The bill would also modify the provisions under which the Centers for Medicare and Medicaid Services contracts with independent entities called Quality Improvement Organizations in Medicare. QIOs, generally staffed by health care professionals, review medical care, help beneficiaries with complaints about the quality of care, and implement care improvements. H.R. 2832 would make several changes to the composition and operation of QIOs, and would harmonize QIO contracts with requirements of the Federal Acquisition Regulation. Among those changes are a modification to expand the geographic scope of QIO contracts and a lengthening of the contract period.  These changes would reduce spending by $330 million over the next 10 years.

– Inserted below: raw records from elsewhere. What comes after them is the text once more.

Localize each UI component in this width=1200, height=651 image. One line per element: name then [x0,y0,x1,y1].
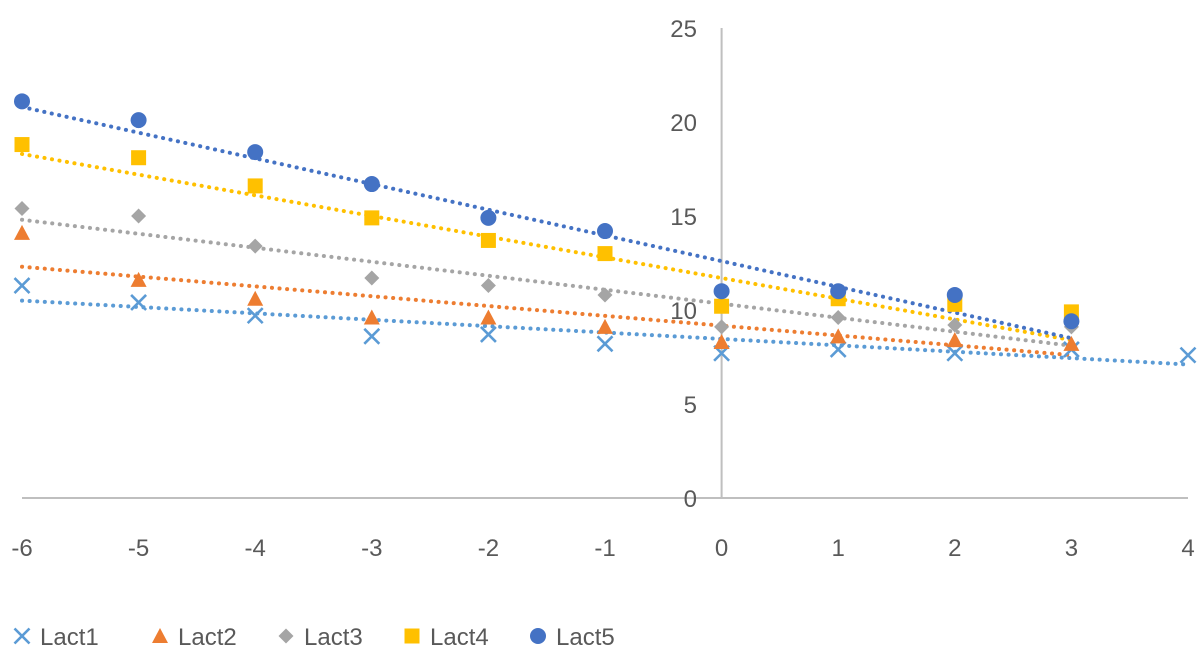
lact5-point [480,209,497,226]
lact4-point [480,232,496,248]
lact5-point [713,283,730,300]
lact3-point [947,317,963,333]
y-tick-label: 0 [684,486,697,513]
lact2-point [480,309,497,325]
legend-marker-diamond [278,628,294,644]
legend-marker-triangle [152,628,168,643]
lact3-point [480,278,496,294]
x-tick-label: 2 [948,535,961,562]
x-tick-label: 0 [715,535,728,562]
lact5-point [830,283,847,300]
legend-marker-x [13,627,31,645]
x-tick-label: 1 [832,535,845,562]
lact1-point [829,341,847,358]
lact3-point [364,270,380,286]
lact5-point [1063,313,1080,330]
x-tick-label: -3 [361,535,382,562]
axes [22,28,1188,499]
lact2-trendline [20,264,1074,358]
lact4-point [14,137,30,153]
x-tick-labels: -6 -5 -4 -3 -2 -1 0 1 2 3 4 [11,535,1194,562]
lact4-point [597,246,613,262]
lact2-point [1063,335,1080,351]
lact5-point [597,223,613,240]
lact3-point [14,200,30,216]
lact2-point [597,318,613,334]
lact1-point [946,344,964,362]
lact4-point [247,178,263,194]
y-tick-label: 20 [670,110,697,137]
x-tick-label: -2 [478,535,499,562]
lact5-trendline [20,104,1074,341]
lact2-point [247,290,264,306]
legend-marker-square [404,628,420,644]
x-tick-label: -5 [128,535,149,562]
legend-item-lact3: Lact3 [278,624,363,651]
lact3-point [830,310,846,326]
lact1-point [246,307,264,325]
lact2-point [363,309,380,325]
lact3-point [714,319,730,335]
lact5-point [946,286,963,303]
y-tick-label: 5 [684,392,697,419]
legend-item-lact2: Lact2 [152,624,237,651]
legend-item-lact4: Lact4 [404,624,489,651]
legend-label: Lact1 [40,624,99,651]
lact1-point [130,294,148,311]
legend-label: Lact5 [556,624,615,651]
lact1-point [1179,346,1197,364]
lact3-trendline [20,217,1074,348]
y-tick-label: 25 [670,16,697,43]
lact3-point [597,287,613,303]
lact4-point [364,210,380,226]
legend-marker-circle [530,628,546,644]
lact4-point [131,150,147,166]
legend-label: Lact4 [430,624,489,651]
x-tick-label: 3 [1065,535,1078,562]
lact2-point [830,328,847,344]
lact5-point [130,112,147,129]
x-tick-label: -1 [594,535,615,562]
x-tick-label: -4 [245,535,266,562]
legend: Lact1 Lact2 Lact3 Lact4 Lact5 [13,624,615,651]
lact4-trendline [20,151,1074,343]
lact2-point [14,224,30,240]
legend-item-lact1: Lact1 [13,624,99,651]
data-points [13,93,1197,364]
lact5-point [14,93,30,110]
lact1-point [596,335,614,353]
lact3-point [247,238,263,254]
lact2-point [713,333,730,349]
lact1-point [363,327,381,345]
lact4-point [714,298,730,314]
legend-label: Lact2 [178,624,237,651]
lact1-point [13,277,31,294]
lact5-point [247,144,264,161]
legend-label: Lact3 [304,624,363,651]
x-tick-label: 4 [1181,535,1194,562]
y-tick-label: 15 [670,204,697,231]
lact2-point [130,271,147,287]
lact5-point [363,176,380,193]
legend-item-lact5: Lact5 [530,624,615,651]
lact2-point [946,332,963,348]
lact1-point [479,326,497,343]
lact3-point [131,208,147,224]
x-tick-label: -6 [11,535,32,562]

The Generalized System of Preferences (GSP) is the largest U.S. trade preference program and provides duty-free trade preferences to thousands of products imported from approximately 130 countries.  The GSP provides duty-free access to U.S. markets for developing countries and extends duty-free treatment to several thousand products imported into the U.S. from more than two-thirds of the world's countries.  Under the basic GSP structure, beneficiary countries are eligible to export approximately 3,400 types of products duty-free to the U.S.  The GSP program also provides additional benefits to the 42 GSP countries that are designated “least developed” under the program. These countries may export an additional 1,400 types of products.

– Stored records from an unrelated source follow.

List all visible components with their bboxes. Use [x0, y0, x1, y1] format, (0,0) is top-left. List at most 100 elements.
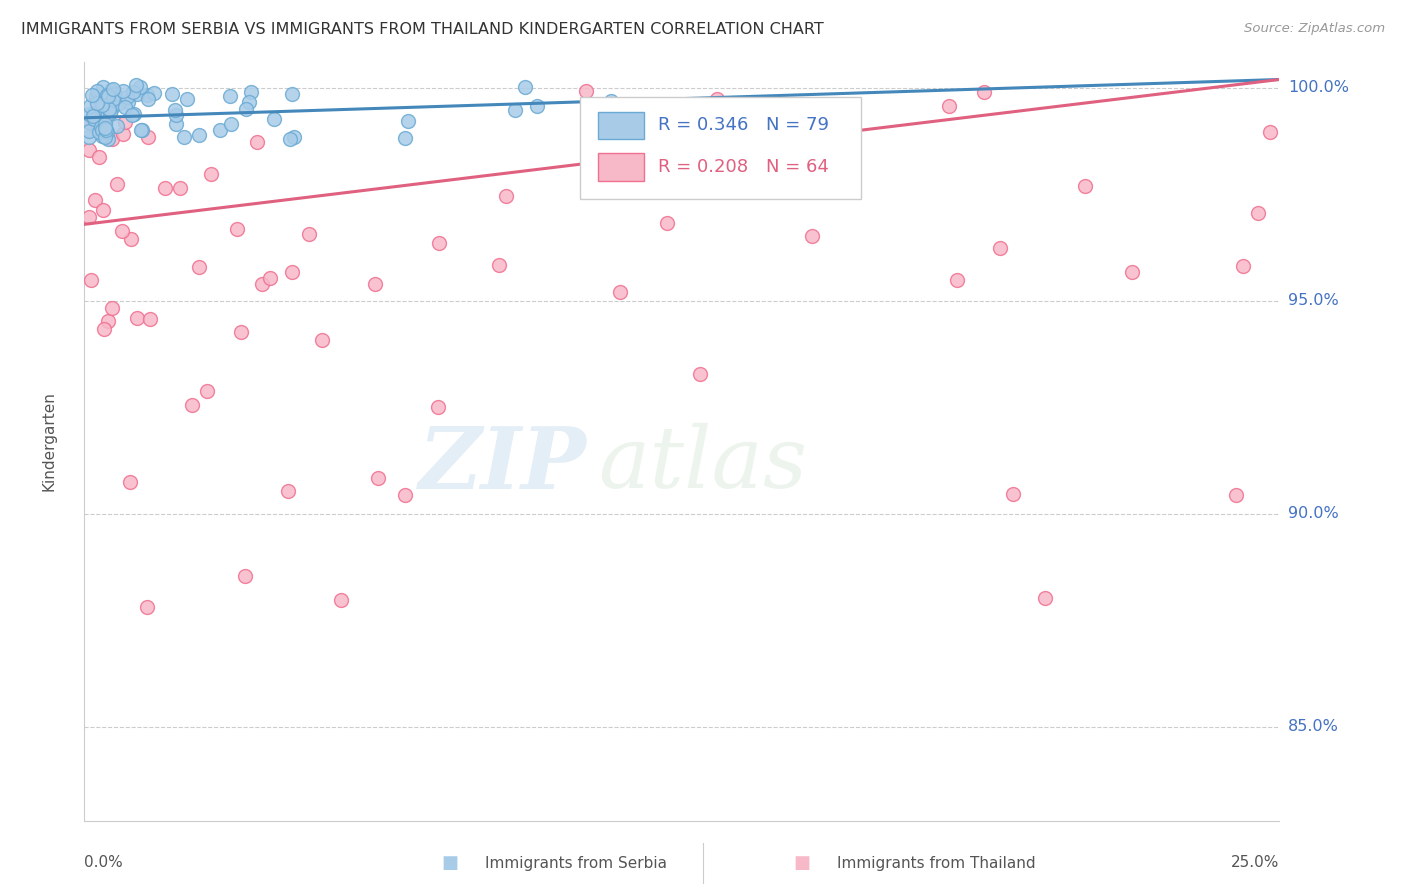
Point — [283, 129, 305, 144]
Point — [609, 285, 631, 299]
Point — [526, 99, 548, 113]
Point — [988, 241, 1011, 255]
Point — [94, 121, 117, 136]
Text: 95.0%: 95.0% — [1288, 293, 1339, 309]
Point — [96, 87, 118, 102]
Point — [100, 301, 122, 315]
Point — [1074, 178, 1097, 193]
Point — [575, 84, 598, 98]
Point — [101, 132, 124, 146]
Point — [165, 108, 187, 122]
Point — [250, 277, 273, 291]
Point — [97, 132, 120, 146]
Point — [278, 131, 301, 145]
Point — [122, 107, 145, 121]
Point — [311, 333, 333, 347]
Point — [1258, 125, 1281, 139]
Point — [129, 123, 152, 137]
Point — [89, 150, 111, 164]
Point — [1002, 487, 1025, 501]
Point — [298, 227, 321, 241]
Point — [163, 103, 186, 117]
Point — [100, 83, 122, 97]
Point — [111, 223, 134, 237]
Point — [938, 98, 960, 112]
Point — [77, 143, 100, 157]
Point — [503, 103, 526, 117]
Point — [600, 94, 623, 108]
Point — [246, 135, 269, 149]
Point — [91, 122, 114, 136]
Point — [83, 112, 105, 127]
Point — [606, 128, 628, 143]
FancyBboxPatch shape — [599, 112, 644, 139]
Point — [169, 181, 191, 195]
Point — [195, 384, 218, 398]
Point — [77, 115, 100, 129]
Text: Kindergarten: Kindergarten — [41, 392, 56, 491]
Point — [86, 84, 108, 98]
Point — [96, 109, 118, 123]
Text: R = 0.346: R = 0.346 — [658, 116, 748, 135]
Text: R = 0.208: R = 0.208 — [658, 158, 748, 176]
Point — [367, 471, 389, 485]
Point — [120, 232, 142, 246]
Point — [77, 106, 100, 120]
Point — [91, 129, 114, 144]
Point — [90, 120, 112, 134]
Point — [394, 131, 416, 145]
Point — [77, 124, 100, 138]
Point — [120, 475, 142, 489]
Point — [87, 125, 110, 139]
Point — [139, 312, 162, 326]
Text: ZIP: ZIP — [419, 423, 586, 506]
Point — [277, 484, 299, 499]
Point — [84, 193, 107, 207]
Point — [100, 103, 122, 118]
Point — [1035, 591, 1057, 605]
Point — [93, 322, 115, 336]
Point — [135, 87, 157, 102]
Point — [142, 87, 165, 101]
Text: IMMIGRANTS FROM SERBIA VS IMMIGRANTS FROM THAILAND KINDERGARTEN CORRELATION CHAR: IMMIGRANTS FROM SERBIA VS IMMIGRANTS FRO… — [21, 22, 824, 37]
Point — [364, 277, 387, 292]
Point — [77, 115, 100, 129]
Point — [121, 108, 143, 122]
Point — [706, 92, 728, 106]
Point — [226, 222, 249, 236]
Point — [129, 79, 152, 94]
Point — [173, 130, 195, 145]
Point — [108, 95, 131, 110]
Point — [90, 116, 112, 130]
Point — [77, 210, 100, 224]
Point — [135, 599, 157, 614]
Point — [396, 113, 419, 128]
Text: Immigrants from Serbia: Immigrants from Serbia — [485, 856, 666, 871]
Point — [689, 367, 711, 381]
Point — [200, 167, 222, 181]
Point — [117, 95, 139, 109]
Point — [105, 177, 128, 191]
Point — [281, 265, 304, 279]
Point — [495, 189, 517, 203]
Text: 90.0%: 90.0% — [1288, 507, 1339, 522]
FancyBboxPatch shape — [599, 153, 644, 181]
Point — [83, 105, 105, 120]
Point — [98, 106, 121, 120]
Point — [655, 216, 678, 230]
Point — [176, 92, 198, 106]
Point — [973, 85, 995, 99]
Point — [513, 80, 536, 95]
Text: N = 79: N = 79 — [766, 116, 828, 135]
Point — [114, 115, 136, 129]
Point — [155, 181, 177, 195]
Point — [104, 87, 127, 101]
Point — [394, 488, 416, 502]
Point — [96, 125, 118, 139]
Text: 0.0%: 0.0% — [84, 855, 124, 870]
Point — [79, 99, 101, 113]
Point — [86, 95, 108, 110]
Point — [136, 130, 159, 145]
Point — [77, 129, 100, 144]
Text: ■: ■ — [793, 855, 810, 872]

Specific rules of the program place restrictions on the countries that can and cannot receive duty-free treatment under GSP.  First, a GSP beneficiary nation must be a developing country, which excludes developed countries like Britain, France or Canada as well as any country with a per capita income that meets the World Bank’s definition of “high income.”  In addition, the preference necessarily excludes countries with which the U.S. already has a free trade agreement in effect, such as Mexico and Chile.  Countries may also lose GSP benefits if they violate certain conditions such as being placed on the U.S. State Department's list of countries that support terrorism and failing to respect U.S. intellectual property laws.

Many U.S. companies source raw materials and other products from GSP countries, and the duty-free treatment of these imports reduces the production costs of these U.S. manufacturers, making them more competitive.  As a result of the expiration of the GSP, many U.S. companies face effective tariffs on goods and products imported from nations subject to the GSP.  According to the Coalition for GSP, a Washington, DC-based group of U.S. businesses, trade associations, and consumer organizations that seeks the renewal of the GSP program, Customs and Border Protection began collecting duties on imports from GSP countries in January 2011 and will continue to do so until Congress approves legislation renewing GSP.  The Coalition for GSP estimates that the average cost of tariffs paid by U.S. companies while the GSP has been lapsed is “close to $2 million per day.”

Trade Adjustment Assistance (TAA), created by Congress in 1962, provides government benefits to American workers who lose their jobs because of foreign trade.  TAA program authorizations are set to expire in early 2012.  According to the Congressional Research Service, TAA “still appears to serve what is now a historically pragmatic legislative function: it remains important for forging a compromise on national trade policy.”  House Republicans have successfully negotiated key spending cuts, consolidations, and other concessions to streamline the program from its expanded 2009 form.  Additionally, the program is now offset with other spending cuts—including cuts to other unemployment benefit programs.


According to the Congressional Budget Office (CBO), H.R. 2832 would have a discretionary cost of $171 million over the 2012-2021 period, subject to the appropriation of the amounts authorized for TAA.   Additionally, CBO estimates that H.R. 2832 would reduce revenues and direct spending by nearly identical amounts over the 2012-2021 period—by approximately $1.8 billion.  On balance, CBO estimates that this legislation would reduce deficits over the 2012-2021 period by $6 million.  Because enacting this legislation would affect direct spending and revenues, pay-as-you-go procedures apply.